The Board thus impermissibly delegated its unemployability determination, relying solely on others’ opinions. For this reason, I would remand the matter for the Board to appropriately adjudicate the claim, including further development of the claim as necessary.

. This aspect of § 4.16 was not addressed in the parties' initial briefs and was the subject of neither the Court’s referral for en banc consideration nor its order for supplemental briefing.

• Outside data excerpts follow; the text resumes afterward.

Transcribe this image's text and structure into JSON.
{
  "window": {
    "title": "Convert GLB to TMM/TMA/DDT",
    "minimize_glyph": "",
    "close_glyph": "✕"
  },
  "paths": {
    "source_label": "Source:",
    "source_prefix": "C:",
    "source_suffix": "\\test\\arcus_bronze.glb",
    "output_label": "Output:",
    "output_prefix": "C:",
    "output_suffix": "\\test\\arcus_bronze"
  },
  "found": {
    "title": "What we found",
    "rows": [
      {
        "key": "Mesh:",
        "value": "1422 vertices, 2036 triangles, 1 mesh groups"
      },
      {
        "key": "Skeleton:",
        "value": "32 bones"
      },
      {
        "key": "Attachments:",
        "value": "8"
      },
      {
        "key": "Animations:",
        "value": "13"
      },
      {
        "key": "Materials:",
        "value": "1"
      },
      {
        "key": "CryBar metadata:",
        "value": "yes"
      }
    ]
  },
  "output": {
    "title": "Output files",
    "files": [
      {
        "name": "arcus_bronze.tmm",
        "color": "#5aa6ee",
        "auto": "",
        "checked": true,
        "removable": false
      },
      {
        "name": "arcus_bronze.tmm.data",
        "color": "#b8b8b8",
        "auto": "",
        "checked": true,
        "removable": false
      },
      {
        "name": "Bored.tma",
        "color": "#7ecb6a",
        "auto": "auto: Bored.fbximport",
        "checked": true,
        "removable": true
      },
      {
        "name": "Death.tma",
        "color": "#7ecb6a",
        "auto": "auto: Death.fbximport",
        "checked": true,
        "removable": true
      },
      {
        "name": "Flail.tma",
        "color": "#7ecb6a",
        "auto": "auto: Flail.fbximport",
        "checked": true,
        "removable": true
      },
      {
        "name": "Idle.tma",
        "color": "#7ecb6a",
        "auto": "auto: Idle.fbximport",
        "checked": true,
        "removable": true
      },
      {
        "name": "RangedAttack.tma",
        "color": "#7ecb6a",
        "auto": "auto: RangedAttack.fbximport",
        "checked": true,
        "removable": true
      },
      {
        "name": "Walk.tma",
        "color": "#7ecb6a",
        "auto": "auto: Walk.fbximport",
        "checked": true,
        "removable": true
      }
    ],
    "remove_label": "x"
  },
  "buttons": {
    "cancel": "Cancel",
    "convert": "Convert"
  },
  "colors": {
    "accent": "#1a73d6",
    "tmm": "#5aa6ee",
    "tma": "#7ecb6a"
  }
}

. By contrast, the Board dismissed as non-probative medical opinions from February, *297April, and June 2001 in which the doctors, respectively, “provide[d] a list of job limitations, but ... did not specifically assert that the Veteran was unemployable as a result of them”; did "not show that the Veteran’s knee disabilities alone render him unemployable”; and did not "find the Veteran’s service-connected knee disabilities precluded employment.” R. at 23-24. The Board, in error, did not explain why the doctors’ failures to opine on the appellant’s unemployability makes them less probative. See Floore, 26 Vet.App. at 381 ("medical examiners are responsible for providing a ‘full description of the effects of disability upon the person’s ordi-naty activity,’ but it is the rating official who is responsible for” making the unemployability determination). The Board thus improperly excluded medical findings from examinations because they did not include an opinion on the ultimate question.